Two days by train from Springfield, MA to Havre, MT aboard the Amtrak "Empire
Builder" and carrying nothing but a small suitcase, a banjo and a laptop computer. Scott left an oncoming blizzard in
New England and emerged two days later to the balmy 50 degrees of the Chinook wind blessed town of Havre (Pronounced "Have-Her")
Montana.
A visit to Bearpaw Battlefield,
and a border-crossing 100 mile drive (across mostly unpaved roads) to live for one week alone in the Eastend, Sakatchewan
boyhood home of Pulitzer Prize Winning Author Wallace Stegner.

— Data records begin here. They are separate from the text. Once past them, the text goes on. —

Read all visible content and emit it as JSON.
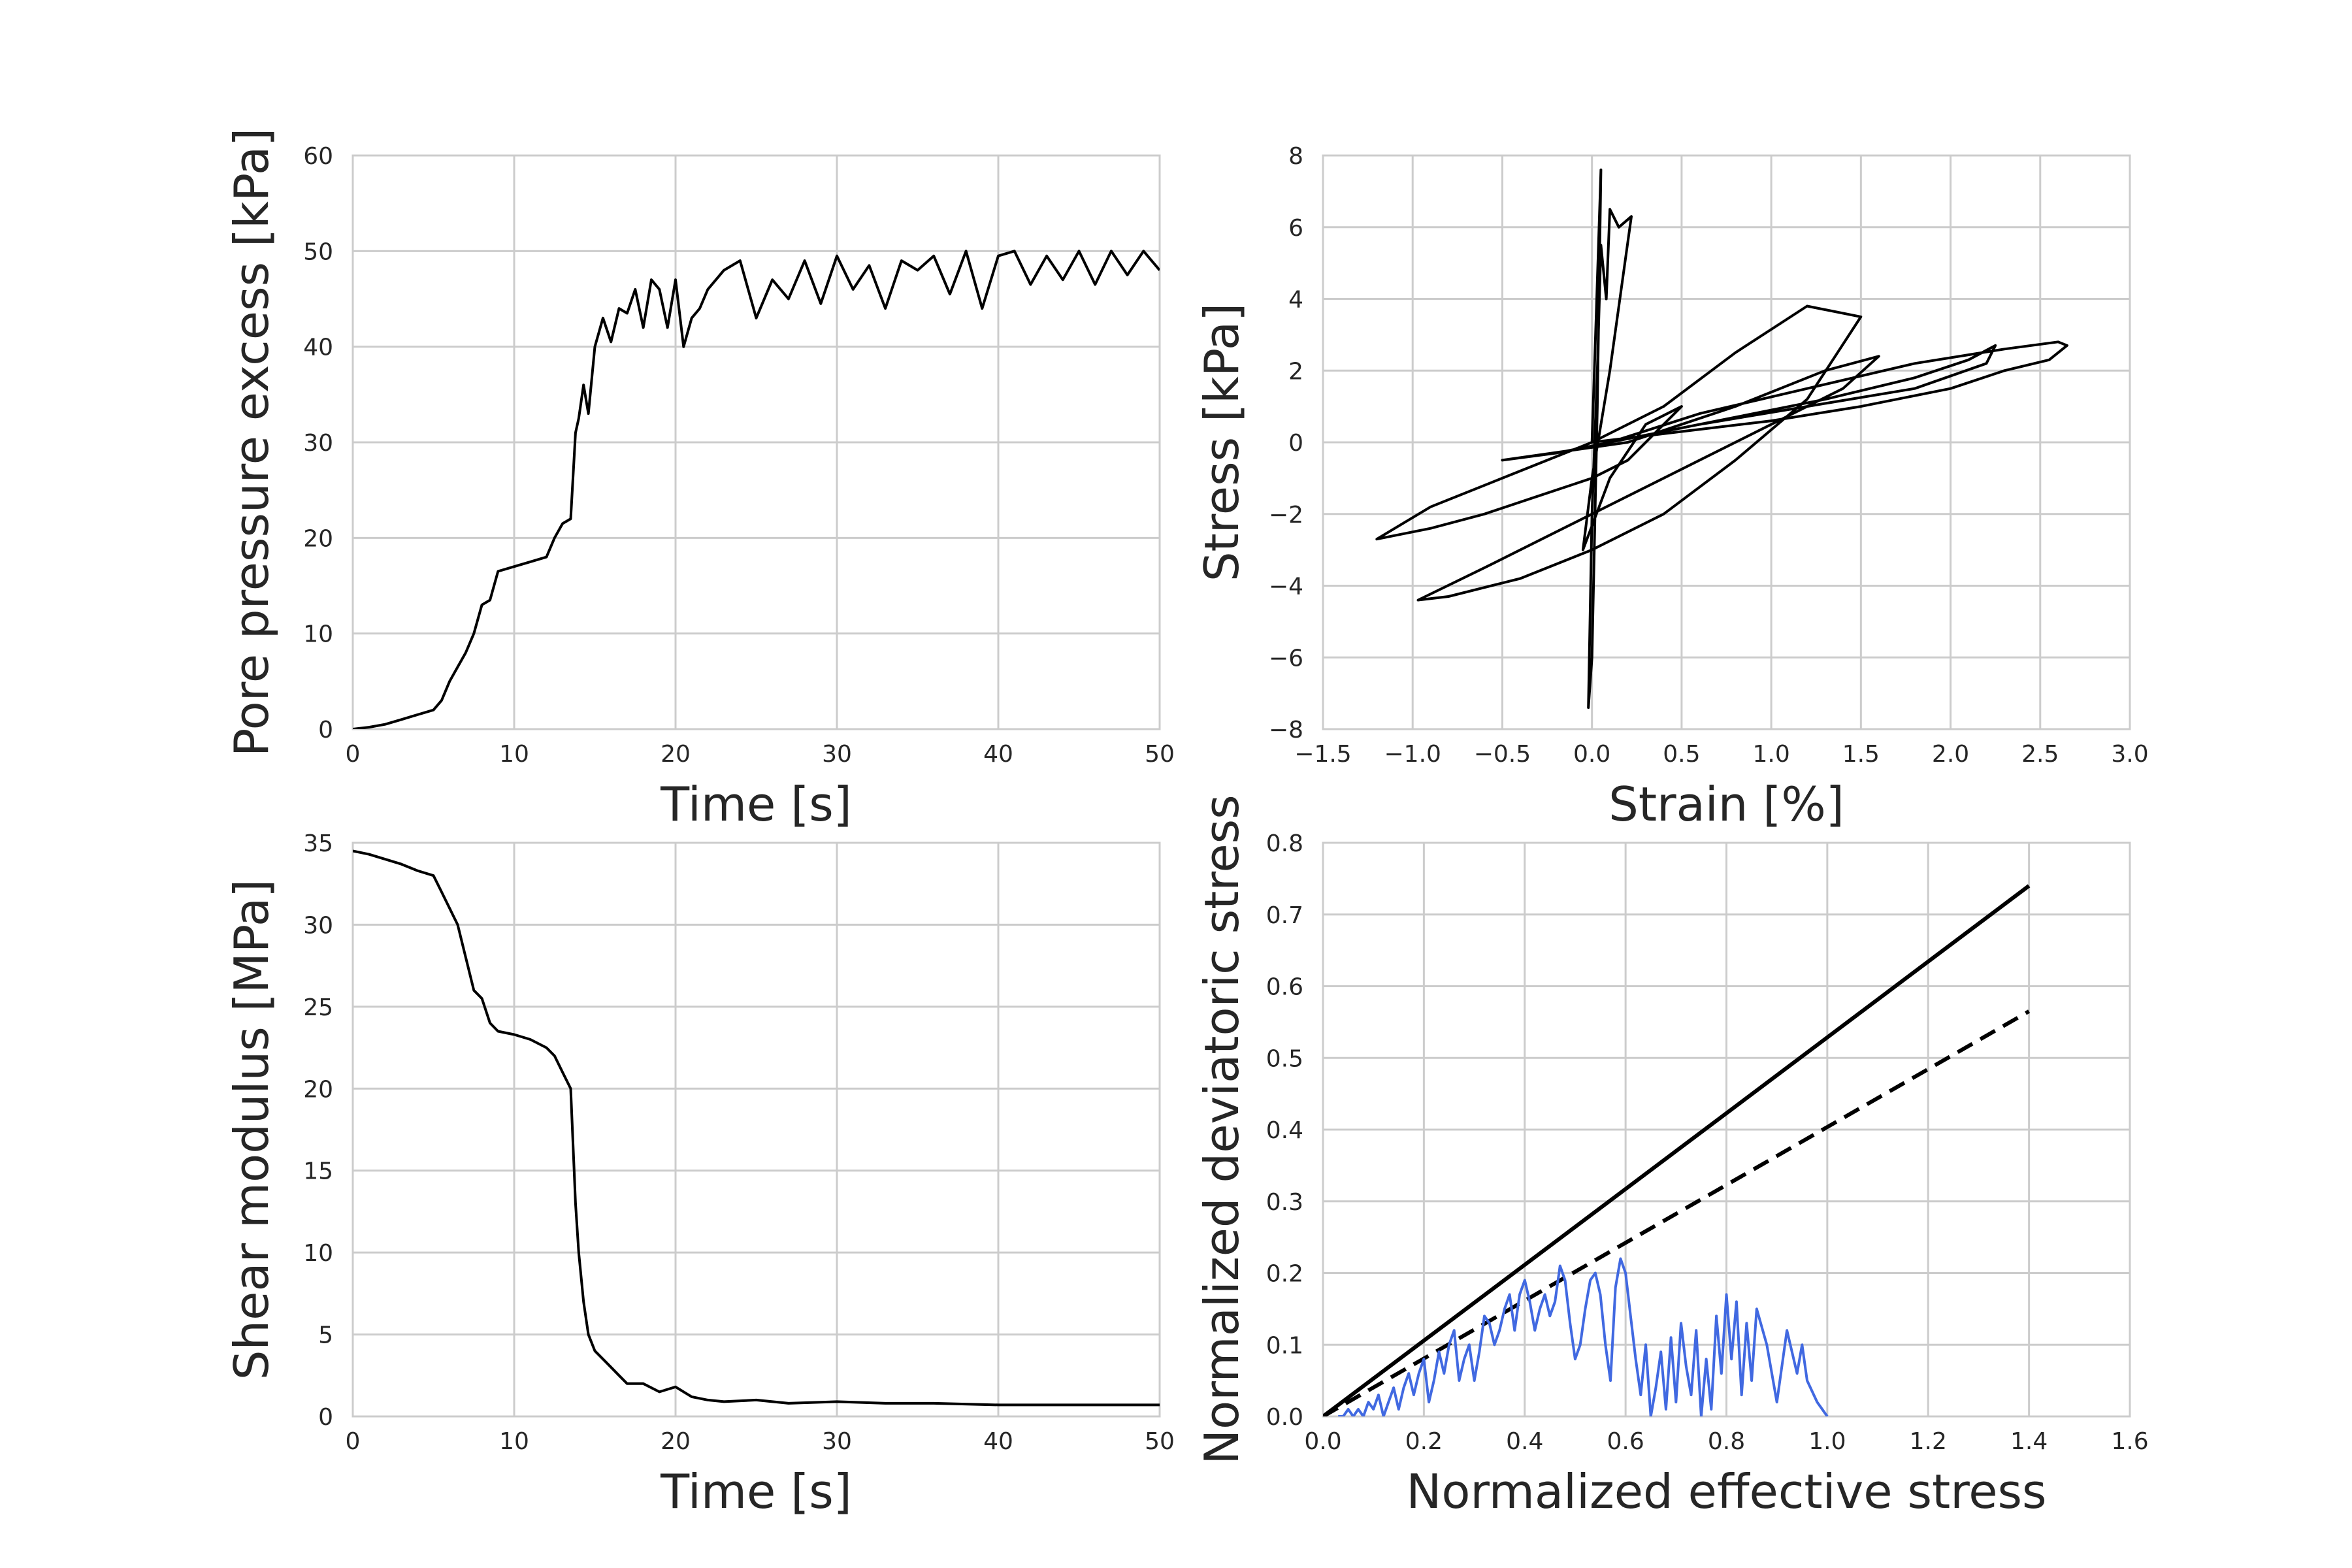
{
  "chart_data": [
    {
      "type": "line",
      "xlabel": "Time [s]",
      "ylabel": "Pore pressure excess [kPa]",
      "xlim": [
        0,
        50
      ],
      "ylim": [
        0,
        60
      ],
      "xticks": [
        "0",
        "10",
        "20",
        "30",
        "40",
        "50"
      ],
      "yticks": [
        "0",
        "10",
        "20",
        "30",
        "40",
        "50",
        "60"
      ],
      "grid": true,
      "series": [
        {
          "color": "#000000",
          "x": [
            0,
            1,
            2,
            3,
            4,
            5,
            5.5,
            6,
            6.5,
            7,
            7.5,
            8,
            8.5,
            9,
            10,
            11,
            12,
            12.5,
            13,
            13.5,
            13.8,
            14,
            14.3,
            14.6,
            15,
            15.5,
            16,
            16.5,
            17,
            17.5,
            18,
            18.5,
            19,
            19.5,
            20,
            20.5,
            21,
            21.5,
            22,
            23,
            24,
            25,
            26,
            27,
            28,
            29,
            30,
            31,
            32,
            33,
            34,
            35,
            36,
            37,
            38,
            39,
            40,
            41,
            42,
            43,
            44,
            45,
            46,
            47,
            48,
            49,
            50
          ],
          "y": [
            0,
            0.2,
            0.5,
            1,
            1.5,
            2,
            3,
            5,
            6.5,
            8,
            10,
            13,
            13.5,
            16.5,
            17,
            17.5,
            18,
            20,
            21.5,
            22,
            31,
            32.5,
            36,
            33,
            40,
            43,
            40.5,
            44,
            43.5,
            46,
            42,
            47,
            46,
            42,
            47,
            40,
            43,
            44,
            46,
            48,
            49,
            43,
            47,
            45,
            49,
            44.5,
            49.5,
            46,
            48.5,
            44,
            49,
            48,
            49.5,
            45.5,
            50,
            44,
            49.5,
            50,
            46.5,
            49.5,
            47,
            50,
            46.5,
            50,
            47.5,
            50,
            48
          ]
        }
      ]
    },
    {
      "type": "line",
      "xlabel": "Strain [%]",
      "ylabel": "Stress [kPa]",
      "xlim": [
        -1.5,
        3.0
      ],
      "ylim": [
        -8,
        8
      ],
      "xticks": [
        "−1.5",
        "−1.0",
        "−0.5",
        "0.0",
        "0.5",
        "1.0",
        "1.5",
        "2.0",
        "2.5",
        "3.0"
      ],
      "yticks": [
        "−8",
        "−6",
        "−4",
        "−2",
        "0",
        "2",
        "4",
        "6",
        "8"
      ],
      "grid": true,
      "series": [
        {
          "color": "#000000",
          "x": [
            0,
            0.02,
            0.05,
            0.03,
            0.0,
            -0.02,
            0.0,
            0.03,
            0.05,
            0.08,
            0.1,
            0.15,
            0.22,
            0.1,
            0.0,
            -0.05,
            0.1,
            0.3,
            0.5,
            0.2,
            0.0,
            -0.3,
            -0.6,
            -0.9,
            -1.2,
            -0.9,
            -0.5,
            0.0,
            0.4,
            0.8,
            1.2,
            1.5,
            1.2,
            0.8,
            0.4,
            0.0,
            -0.4,
            -0.8,
            -0.97,
            -0.6,
            -0.2,
            0.2,
            0.6,
            1.0,
            1.4,
            1.6,
            1.3,
            0.8,
            0.2,
            -0.5,
            -0.2,
            0.3,
            0.8,
            1.3,
            1.8,
            2.1,
            2.25,
            2.2,
            1.8,
            1.2,
            0.6,
            0.1,
            0.6,
            1.2,
            1.8,
            2.3,
            2.6,
            2.65,
            2.55,
            2.3,
            2.0,
            1.5,
            1.0,
            0.5,
            0.0
          ],
          "y": [
            0,
            3,
            7.6,
            1,
            -6,
            -7.4,
            -2,
            2,
            5.5,
            4,
            6.5,
            6,
            6.3,
            2,
            -1,
            -3,
            -1,
            0.5,
            1,
            -0.5,
            -1,
            -1.5,
            -2,
            -2.4,
            -2.7,
            -1.8,
            -1,
            0,
            1,
            2.5,
            3.8,
            3.5,
            1.2,
            -0.5,
            -2,
            -3,
            -3.8,
            -4.3,
            -4.4,
            -3.5,
            -2.5,
            -1.5,
            -0.5,
            0.5,
            1.5,
            2.4,
            2,
            1,
            0,
            -0.5,
            -0.3,
            0.2,
            0.7,
            1.2,
            1.8,
            2.3,
            2.7,
            2.2,
            1.5,
            1,
            0.5,
            0,
            0.8,
            1.5,
            2.2,
            2.6,
            2.8,
            2.7,
            2.3,
            2,
            1.5,
            1,
            0.6,
            0.3,
            0
          ]
        }
      ]
    },
    {
      "type": "line",
      "xlabel": "Time [s]",
      "ylabel": "Shear modulus [MPa]",
      "xlim": [
        0,
        50
      ],
      "ylim": [
        0,
        35
      ],
      "xticks": [
        "0",
        "10",
        "20",
        "30",
        "40",
        "50"
      ],
      "yticks": [
        "0",
        "5",
        "10",
        "15",
        "20",
        "25",
        "30",
        "35"
      ],
      "grid": true,
      "series": [
        {
          "color": "#000000",
          "x": [
            0,
            1,
            2,
            3,
            4,
            5,
            5.5,
            6,
            6.5,
            7,
            7.5,
            8,
            8.5,
            9,
            10,
            11,
            12,
            12.5,
            13,
            13.5,
            13.8,
            14,
            14.3,
            14.6,
            15,
            15.5,
            16,
            16.5,
            17,
            18,
            19,
            20,
            21,
            22,
            23,
            25,
            27,
            30,
            33,
            36,
            40,
            45,
            50
          ],
          "y": [
            34.5,
            34.3,
            34,
            33.7,
            33.3,
            33,
            32,
            31,
            30,
            28,
            26,
            25.5,
            24,
            23.5,
            23.3,
            23,
            22.5,
            22,
            21,
            20,
            13,
            10,
            7,
            5,
            4,
            3.5,
            3,
            2.5,
            2,
            2,
            1.5,
            1.8,
            1.2,
            1,
            0.9,
            1,
            0.8,
            0.9,
            0.8,
            0.8,
            0.7,
            0.7,
            0.7
          ]
        }
      ]
    },
    {
      "type": "line",
      "xlabel": "Normalized effective stress",
      "ylabel": "Normalized deviatoric stress",
      "xlim": [
        0.0,
        1.6
      ],
      "ylim": [
        0.0,
        0.8
      ],
      "xticks": [
        "0.0",
        "0.2",
        "0.4",
        "0.6",
        "0.8",
        "1.0",
        "1.2",
        "1.4",
        "1.6"
      ],
      "yticks": [
        "0.0",
        "0.1",
        "0.2",
        "0.3",
        "0.4",
        "0.5",
        "0.6",
        "0.7",
        "0.8"
      ],
      "grid": true,
      "series": [
        {
          "color": "#000000",
          "style": "solid",
          "x": [
            0,
            1.4
          ],
          "y": [
            0,
            0.74
          ]
        },
        {
          "color": "#000000",
          "style": "dashed",
          "x": [
            0,
            1.4
          ],
          "y": [
            0,
            0.565
          ]
        },
        {
          "color": "#4169e1",
          "style": "solid",
          "x": [
            1.0,
            0.98,
            0.96,
            0.95,
            0.94,
            0.92,
            0.9,
            0.88,
            0.86,
            0.85,
            0.84,
            0.83,
            0.82,
            0.81,
            0.8,
            0.79,
            0.78,
            0.77,
            0.76,
            0.75,
            0.74,
            0.73,
            0.72,
            0.71,
            0.7,
            0.69,
            0.68,
            0.67,
            0.66,
            0.65,
            0.64,
            0.63,
            0.62,
            0.61,
            0.6,
            0.59,
            0.58,
            0.57,
            0.56,
            0.55,
            0.54,
            0.53,
            0.52,
            0.51,
            0.5,
            0.49,
            0.48,
            0.47,
            0.46,
            0.45,
            0.44,
            0.43,
            0.42,
            0.41,
            0.4,
            0.39,
            0.38,
            0.37,
            0.36,
            0.35,
            0.34,
            0.33,
            0.32,
            0.31,
            0.3,
            0.29,
            0.28,
            0.27,
            0.26,
            0.25,
            0.24,
            0.23,
            0.22,
            0.21,
            0.2,
            0.19,
            0.18,
            0.17,
            0.16,
            0.15,
            0.14,
            0.13,
            0.12,
            0.11,
            0.1,
            0.09,
            0.08,
            0.07,
            0.06,
            0.05,
            0.04,
            0.03
          ],
          "y": [
            0.0,
            0.02,
            0.05,
            0.1,
            0.06,
            0.12,
            0.02,
            0.1,
            0.15,
            0.05,
            0.13,
            0.03,
            0.16,
            0.08,
            0.17,
            0.06,
            0.14,
            0.01,
            0.08,
            0.0,
            0.12,
            0.03,
            0.07,
            0.13,
            0.02,
            0.11,
            0.01,
            0.09,
            0.04,
            0.0,
            0.1,
            0.03,
            0.08,
            0.14,
            0.2,
            0.22,
            0.18,
            0.05,
            0.1,
            0.17,
            0.2,
            0.19,
            0.15,
            0.1,
            0.08,
            0.13,
            0.19,
            0.21,
            0.16,
            0.14,
            0.17,
            0.15,
            0.12,
            0.16,
            0.19,
            0.17,
            0.12,
            0.17,
            0.15,
            0.12,
            0.1,
            0.13,
            0.14,
            0.09,
            0.05,
            0.1,
            0.08,
            0.05,
            0.12,
            0.1,
            0.06,
            0.09,
            0.05,
            0.02,
            0.08,
            0.06,
            0.03,
            0.06,
            0.04,
            0.01,
            0.04,
            0.02,
            0.0,
            0.03,
            0.01,
            0.02,
            0.0,
            0.01,
            0.0,
            0.01,
            0.0,
            0.0
          ]
        }
      ]
    }
  ]
}
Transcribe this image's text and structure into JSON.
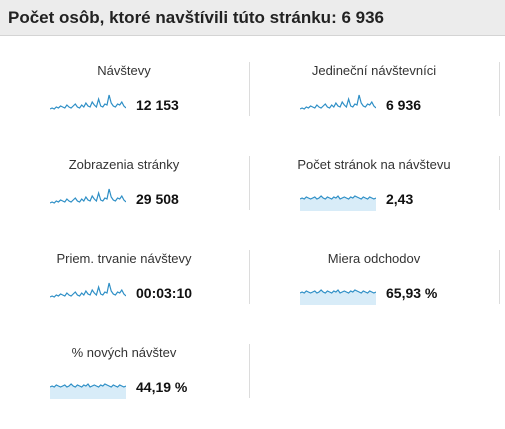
{
  "header": {
    "title": "Počet osôb, ktoré navštívili túto stránku: 6 936"
  },
  "colors": {
    "header_bg": "#ececec",
    "sparkline_line": "#2e8fc6",
    "sparkline_fill": "#d8ecf8",
    "divider": "#dcdcdc"
  },
  "metrics": [
    {
      "label": "Návštevy",
      "value": "12 153",
      "spark_type": "spiky"
    },
    {
      "label": "Jedineční návštevníci",
      "value": "6 936",
      "spark_type": "spiky"
    },
    {
      "label": "Zobrazenia stránky",
      "value": "29 508",
      "spark_type": "spiky"
    },
    {
      "label": "Počet stránok na návštevu",
      "value": "2,43",
      "spark_type": "flat"
    },
    {
      "label": "Priem. trvanie návštevy",
      "value": "00:03:10",
      "spark_type": "spiky"
    },
    {
      "label": "Miera odchodov",
      "value": "65,93 %",
      "spark_type": "flat"
    },
    {
      "label": "% nových návštev",
      "value": "44,19 %",
      "spark_type": "flat"
    }
  ]
}
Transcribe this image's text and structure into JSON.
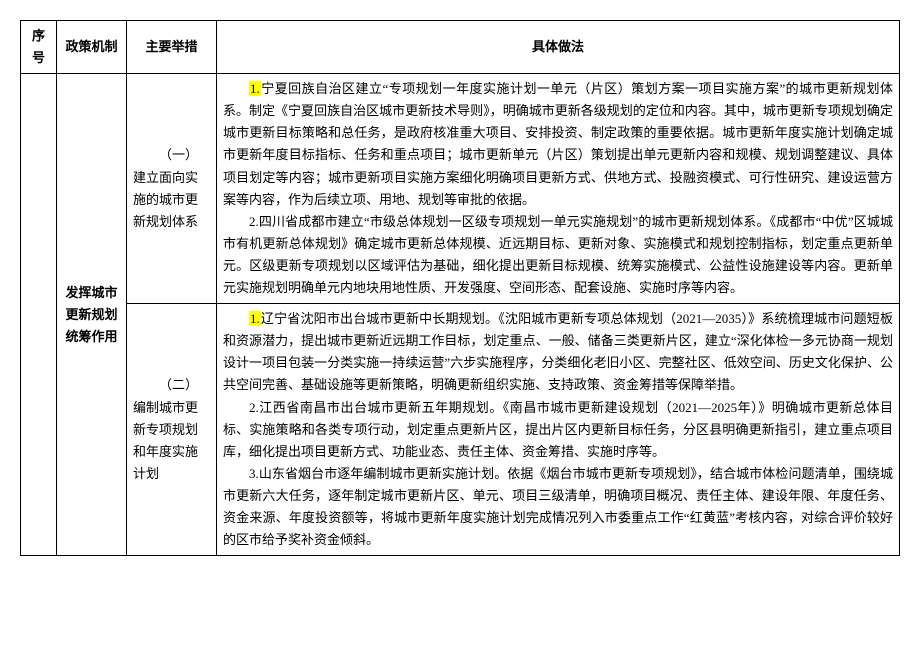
{
  "headers": {
    "seq": "序号",
    "mechanism": "政策机制",
    "measure": "主要举措",
    "detail": "具体做法"
  },
  "row": {
    "mechanism": "发挥城市更新规划统筹作用",
    "measures": {
      "m1": {
        "title": "（一）建立面向实施的城市更新规划体系",
        "p1_hl": "1.",
        "p1_rest": "宁夏回族自治区建立“专项规划一年度实施计划一单元（片区）策划方案一项目实施方案”的城市更新规划体系。制定《宁夏回族自治区城市更新技术导则》，明确城市更新各级规划的定位和内容。其中，城市更新专项规划确定城市更新目标策略和总任务，是政府核准重大项目、安排投资、制定政策的重要依据。城市更新年度实施计划确定城市更新年度目标指标、任务和重点项目；城市更新单元（片区）策划提出单元更新内容和规模、规划调整建议、具体项目划定等内容；城市更新项目实施方案细化明确项目更新方式、供地方式、投融资模式、可行性研究、建设运营方案等内容，作为后续立项、用地、规划等审批的依据。",
        "p2": "2.四川省成都市建立“市级总体规划一区级专项规划一单元实施规划”的城市更新规划体系。《成都市“中优”区城城市有机更新总体规划》确定城市更新总体规模、近远期目标、更新对象、实施模式和规划控制指标，划定重点更新单元。区级更新专项规划以区域评估为基础，细化提出更新目标规模、统筹实施模式、公益性设施建设等内容。更新单元实施规划明确单元内地块用地性质、开发强度、空间形态、配套设施、实施时序等内容。"
      },
      "m2": {
        "title": "（二）编制城市更新专项规划和年度实施计划",
        "p1_hl": "1.",
        "p1_rest": "辽宁省沈阳市出台城市更新中长期规划。《沈阳城市更新专项总体规划（2021—2035）》系统梳理城市问题短板和资源潜力，提出城市更新近远期工作目标，划定重点、一般、储备三类更新片区，建立“深化体检一多元协商一规划设计一项目包装一分类实施一持续运营”六步实施程序，分类细化老旧小区、完整社区、低效空间、历史文化保护、公共空间完善、基础设施等更新策略，明确更新组织实施、支持政策、资金筹措等保障举措。",
        "p2": "2.江西省南昌市出台城市更新五年期规划。《南昌市城市更新建设规划（2021—2025年）》明确城市更新总体目标、实施策略和各类专项行动，划定重点更新片区，提出片区内更新目标任务，分区县明确更新指引，建立重点项目库，细化提出项目更新方式、功能业态、责任主体、资金筹措、实施时序等。",
        "p3": "3.山东省烟台市逐年编制城市更新实施计划。依据《烟台市城市更新专项规划》，结合城市体检问题清单，围绕城市更新六大任务，逐年制定城市更新片区、单元、项目三级清单，明确项目概况、责任主体、建设年限、年度任务、资金来源、年度投资额等，将城市更新年度实施计划完成情况列入市委重点工作“红黄蓝”考核内容，对综合评价较好的区市给予奖补资金倾斜。"
      }
    }
  }
}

Scott spent several days retracing the author's early 1900's steps, conversing with the locals, and performing
at the 22nd Annual Memorial Dinner and Benefit on March 8th, 2009 in front of 300+ curious Canadians, in a town of only 600
residents.
Just as Scott was getting comfortable
in the Chinook wind blessed conditions, the temperatures quickly plummeted to -28F... and it was time to do the entire trip
in reverse. The train ride that went 3/4s of the way across America and back. Whiteout
conditions in North Dakota. Recording songs between Minneapolis and MIlwaukee. Out-of-body
experiences in downtown Chicago.
Scott has documented the entire experience in song, picture, music video and story...
and the adventures have since continued into the Northeast Kingdom of Vermont, where Scott has traced the latter-life roots
of Wallace Stegner in his summer hometown of Greensboro (specifically Caspian Lake, and some of the ties with poet Robert
Frost at Lake Willoughby), where the volume of songs, stories and pictures have only grown larger.